In Wisconsin, no seats flipped from the 41 elections held under the current congressional map first implemented for the 2012 cycle.
In Minnesota, six seats flipped during this span (the 8th CD in 2012 and 2018, the 1st, 2nd, and 3rd CDs in 2018, and the 7th CD in 2020).
As documented earlier in the week by Smart Politics, Wisconsin is about to retire a congressional district map that produced the lowest rate of competitive races in state history – with just one out of 41 U.S. House elections decided by single digits since 2012.
Meanwhile, in Minnesota, the victory margin was less than 10 points in 16 of the 40 elections held over the last five cycles (40 percent) – including nine by less than five points and three by less than one point.
As a result, while Wisconsin’s U.S. House races were decided by an average of 30.7 points over the last decade, the average victory margin in Minnesota was just 18.2 points.
Looking back across the last few generations, U.S. House elections over the last four maps since 1982 have been decidedly closer in Minnesota (24.6 points on average) than in Wisconsin (36.1 points).
With 40 percent of all races decided by single digits since 2012, the current congressional map in Minnesota produced a higher rate of competitive races than any map drawn since the merger of the Democrats and Farmer-Laborites in 1944.
The only other map that produced a larger percentage of competitive races since the turn of the 20th Century was the 1933-1941 map – 15 of 36 elections (41.7 percent) – as the GOP, Farmer-Laborites, and Democrats battled it out winning 23, 10, and three seats respectively. [Maps were not drawn in time for the 1932 cycle at which point all nine seats were elected at-large].

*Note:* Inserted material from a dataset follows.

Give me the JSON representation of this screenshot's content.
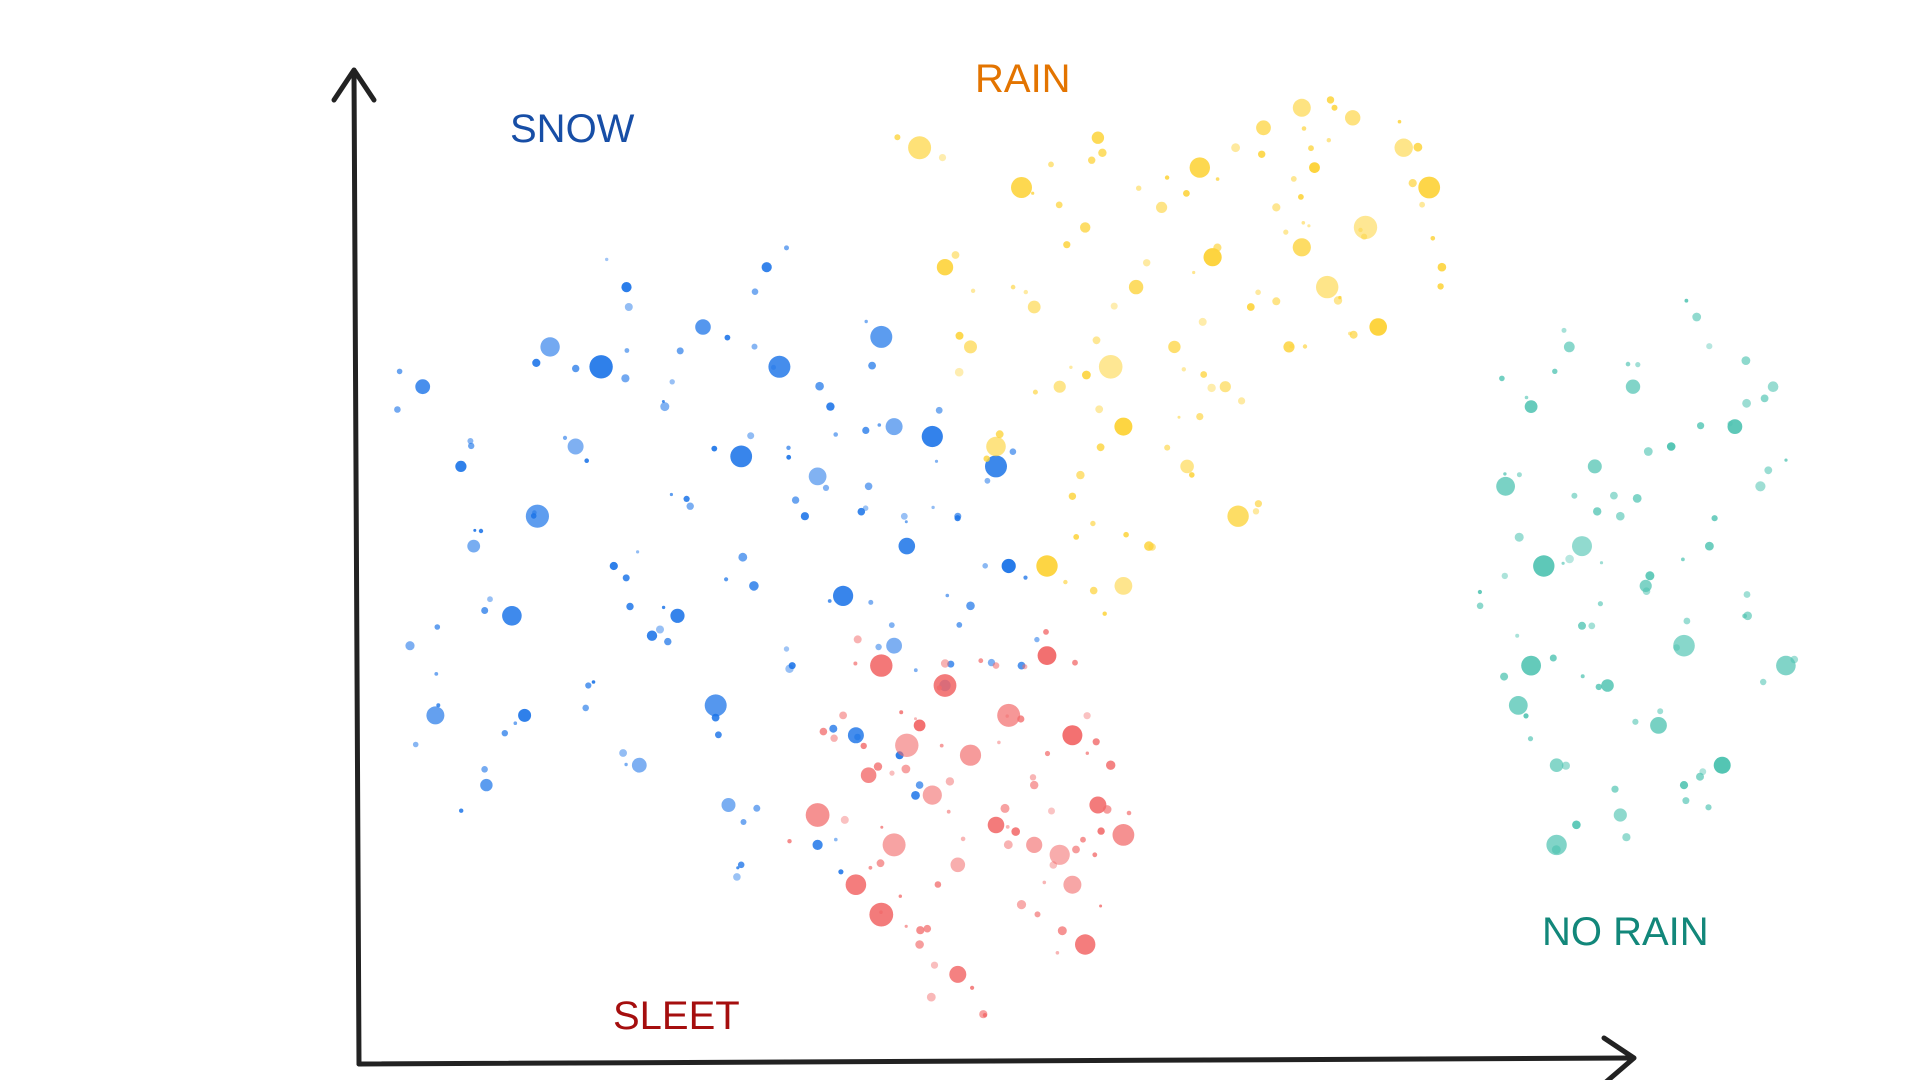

The heightened competition coming from the current Minnesota congressional map comes on the heels of the 2002-2011 map during which only seven of 40 races were decided by single digits (17.5 percent) – the second lowest rate in state history.
The 1972-1981 map produced the fewest competitive races – just five of 41 (12.2 percent).
Excluding at-large races (pre-1862, one contest in 1912, and the 1932 cycle), 159 of Minnesota’s 600 U.S. House elections have had single-digit victory margins (26.5 percent) with a peak of 56 percent (14 of 25) from the 1882-1891 map.
Partisan control of the state’s five congressional districts flipped an astounding 10 times across the 25 elections held during the 1882 through 1890 cycles.